The game-changing Speed Triple is introduced and secures Triumph’s return to motorcycle sport at the inaugural ‘Speed Triple Challenge Race’. Triumph confirms is return to the USA with the introduction of a new subsidiary, Triumph Motorcycles America being founded. Planning permission is granted for a new factory on a 40-acre site in Hinckley.
The Triple Connection clothing range and accessory range of products are launched Production stand at around 12,000 units per year. The 30,000th Hinckley Triumph manufactured, a Thunderbird, ships to Australia.
The Daytona T595 bursts onto the scene. Its stunning styling contributed to lengthy deposit lists. 12 months later, a T595 became the 50,000th motorcycle to be manufactured at Hinckley.
A decade after Triumph’s rebirth, the Bonneville returns to the Triumph line up. The bike appealed to not only riders who remembered the Bonneville, but also to those who appreciated the modern function and guaranteed good handling of a modern day parallel twin.
A massive fire gut the main factory 1 assembly plant. The factory is rebuilt, refitted with state of the art tooling and manufacturing motorcycles less than 6 months after the fire. The Daytona 600 super sports bike is released and enjoys a magnificent victory at the Isle of Man TT in 2003 in the hands of Kiwi, Bruce Anstey.
Another game changer. The Triumph Rocket III is released. The figures from the Triple engine are simply astonishing. 2,294cc, 140 Cubic Inches and 147ft.lbs torque at 2500rpm. At launch, and to this day, it remains the largest production motorcycle in the world.
An all-new, 675cc Triple Daytona is released. The 675 goes on to win the respected Supertest ‘King of Supersports’ award for an unprecedented four years consecutively. As factory 4 in Thailand opens, build volume rise to 41,974 units.
The Street Triple, a mix of the styling and entertainment of the Speed Triple and the power and handling of the Daytona 675 bursts onto the scene and instantly creates a new, and highly successful segment in the motorcycle marketplace.
Triumph takes its first journey in the ‘R’ sector with the launch of the Street Triple R. Higher specification braking and suspension elevates the class-leading package to new heights.
Triumph Hinckley’s first belt driven bike, the 1600cc parallel-Twin is launched and brings Triumph’s reputation for handling and engineering excellence to the mainstream cruiser market. The bike impresses US magazine Cycle World enough to vote it as their ‘Cruiser of the Year’.
Triumph launches the Tiger 800 & 800XC, Speed Triple, Daytona R, America, Speedmaster and Thunderbird Storm. The greatest number of launches in any year for Triumph.
110 years of motorcycle manufacturer is celebrated with a host of new bike launches. The Tiger Explorer, a 1215cc shaft driven adventure bike makes waves in the growing adventure sector.

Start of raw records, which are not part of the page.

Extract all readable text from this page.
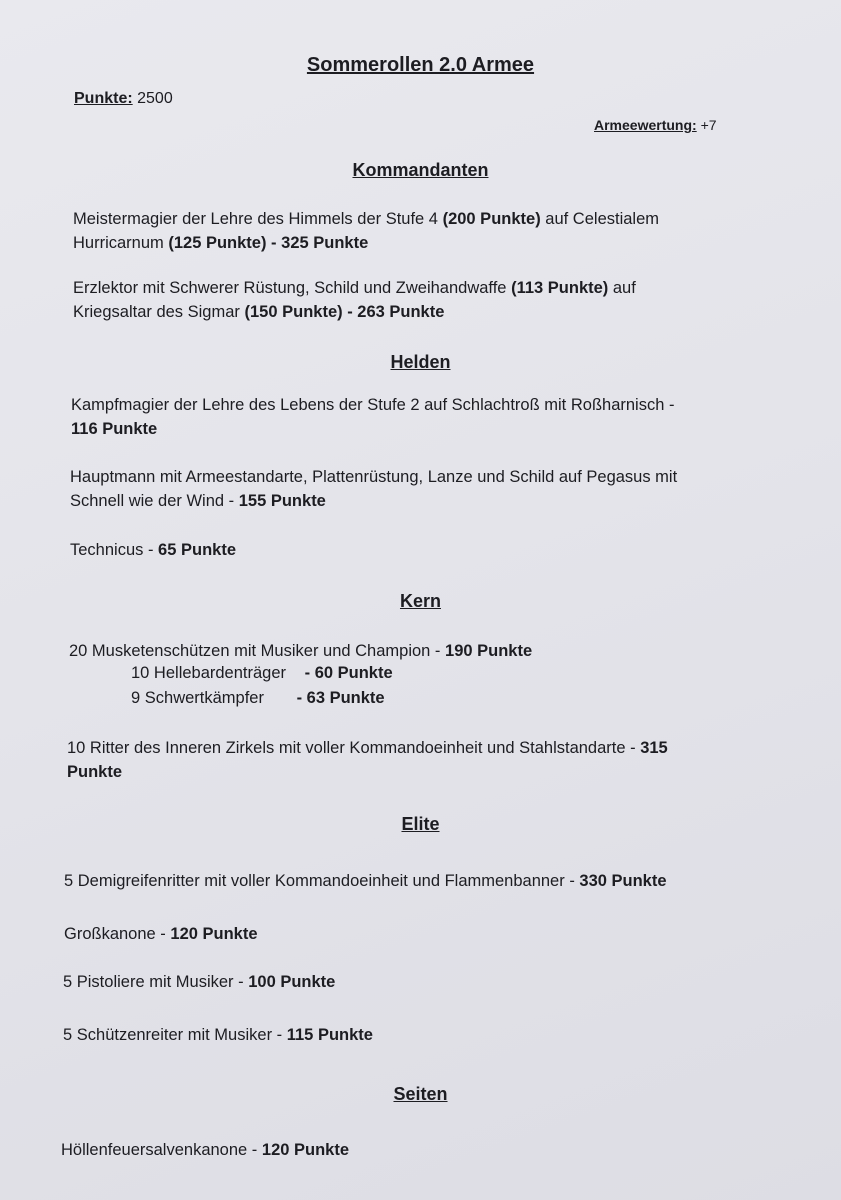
Sommerollen 2.0 Armee
Punkte: 2500
Armeewertung: +7
Kommandanten
Meistermagier der Lehre des Himmels der Stufe 4 (200 Punkte) auf Celestialem
Hurricarnum (125 Punkte) - 325 Punkte
Erzlektor mit Schwerer Rüstung, Schild und Zweihandwaffe (113 Punkte) auf
Kriegsaltar des Sigmar (150 Punkte) - 263 Punkte
Helden
Kampfmagier der Lehre des Lebens der Stufe 2 auf Schlachtroß mit Roßharnisch -
116 Punkte
Hauptmann mit Armeestandarte, Plattenrüstung, Lanze und Schild auf Pegasus mit
Schnell wie der Wind - 155 Punkte
Technicus - 65 Punkte
Kern
20 Musketenschützen mit Musiker und Champion - 190 Punkte
10 Hellebardenträger - 60 Punkte
9 Schwertkämpfer - 63 Punkte
10 Ritter des Inneren Zirkels mit voller Kommandoeinheit und Stahlstandarte - 315
Punkte
Elite
5 Demigreifenritter mit voller Kommandoeinheit und Flammenbanner - 330 Punkte
Großkanone - 120 Punkte
5 Pistoliere mit Musiker - 100 Punkte
5 Schützenreiter mit Musiker - 115 Punkte
Seiten
Höllenfeuersalvenkanone - 120 Punkte
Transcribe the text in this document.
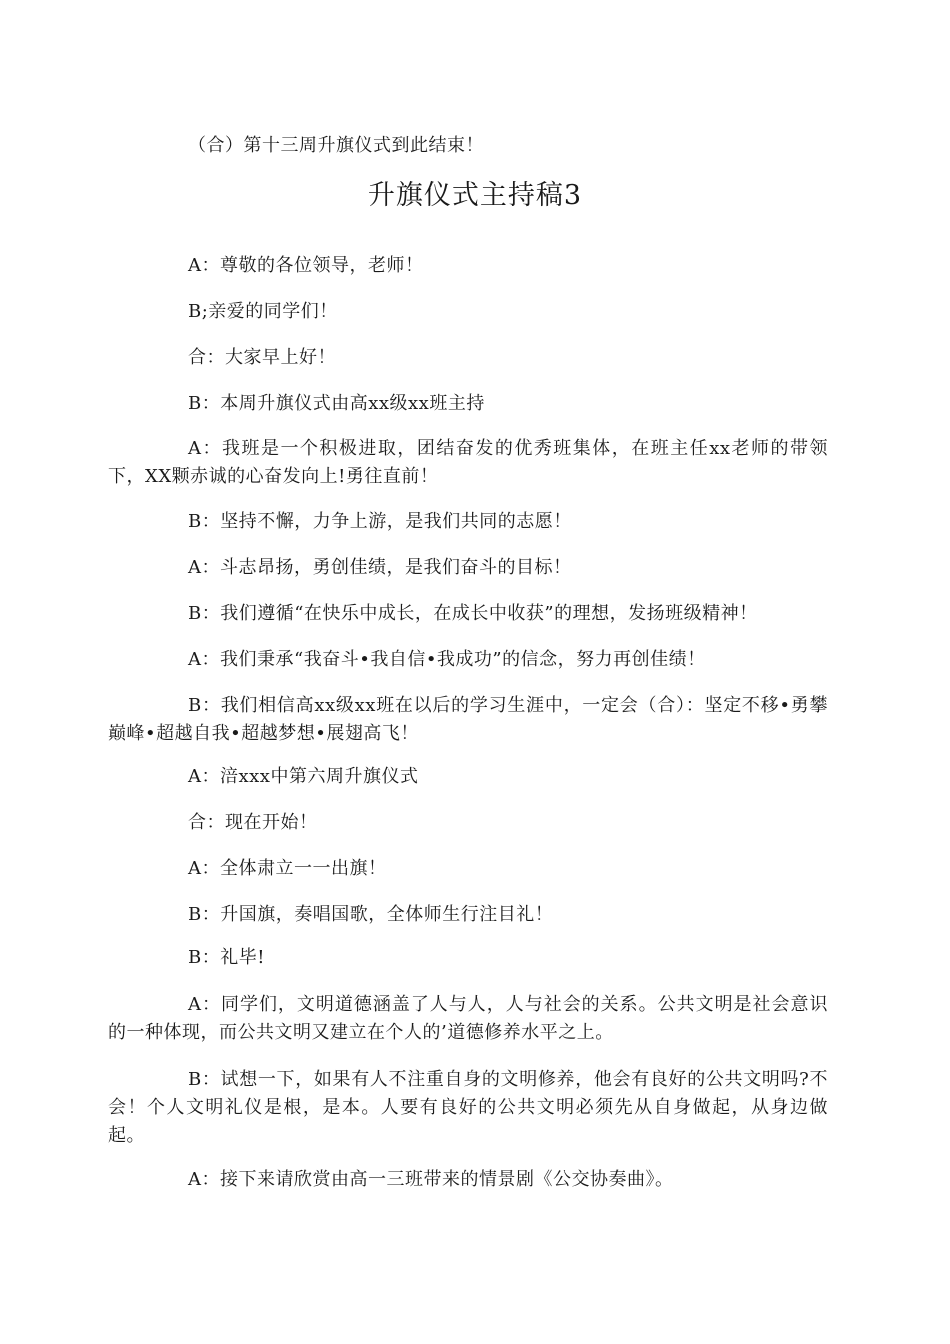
（合）第十三周升旗仪式到此结束！
升旗仪式主持稿3
A：尊敬的各位领导，老师！
B;亲爱的同学们！
合：大家早上好！
B：本周升旗仪式由高xx级xx班主持
A：我班是一个积极进取，团结奋发的优秀班集体，在班主任xx老师的带领下，XX颗赤诚的心奋发向上!勇往直前！
B：坚持不懈，力争上游，是我们共同的志愿！
A：斗志昂扬，勇创佳绩，是我们奋斗的目标！
B：我们遵循“在快乐中成长，在成长中收获”的理想，发扬班级精神！
A：我们秉承“我奋斗•我自信•我成功”的信念，努力再创佳绩！
B：我们相信高xx级xx班在以后的学习生涯中，一定会（合）：坚定不移•勇攀巅峰•超越自我•超越梦想•展翅高飞！
A：涪xxx中第六周升旗仪式
合：现在开始！
A：全体肃立一一出旗！
B：升国旗，奏唱国歌，全体师生行注目礼！
B：礼毕!
A：同学们，文明道德涵盖了人与人，人与社会的关系。公共文明是社会意识的一种体现，而公共文明又建立在个人的’道德修养水平之上。
B：试想一下，如果有人不注重自身的文明修养，他会有良好的公共文明吗?不会！个人文明礼仪是根，是本。人要有良好的公共文明必须先从自身做起，从身边做起。
A：接下来请欣赏由高一三班带来的情景剧《公交协奏曲》。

The same engine is used to power Triumphs new Trophy. To round off a busy year, there are major updates to the 675cc Street Triple and Daytona platforms. Sales reach 50,000 units, supported by the opening of a new subsidiary in Brazil.
As Triumph’s market share in the +500cc sector reaches 6.2%, expansion continues with Triumph’s launch into India.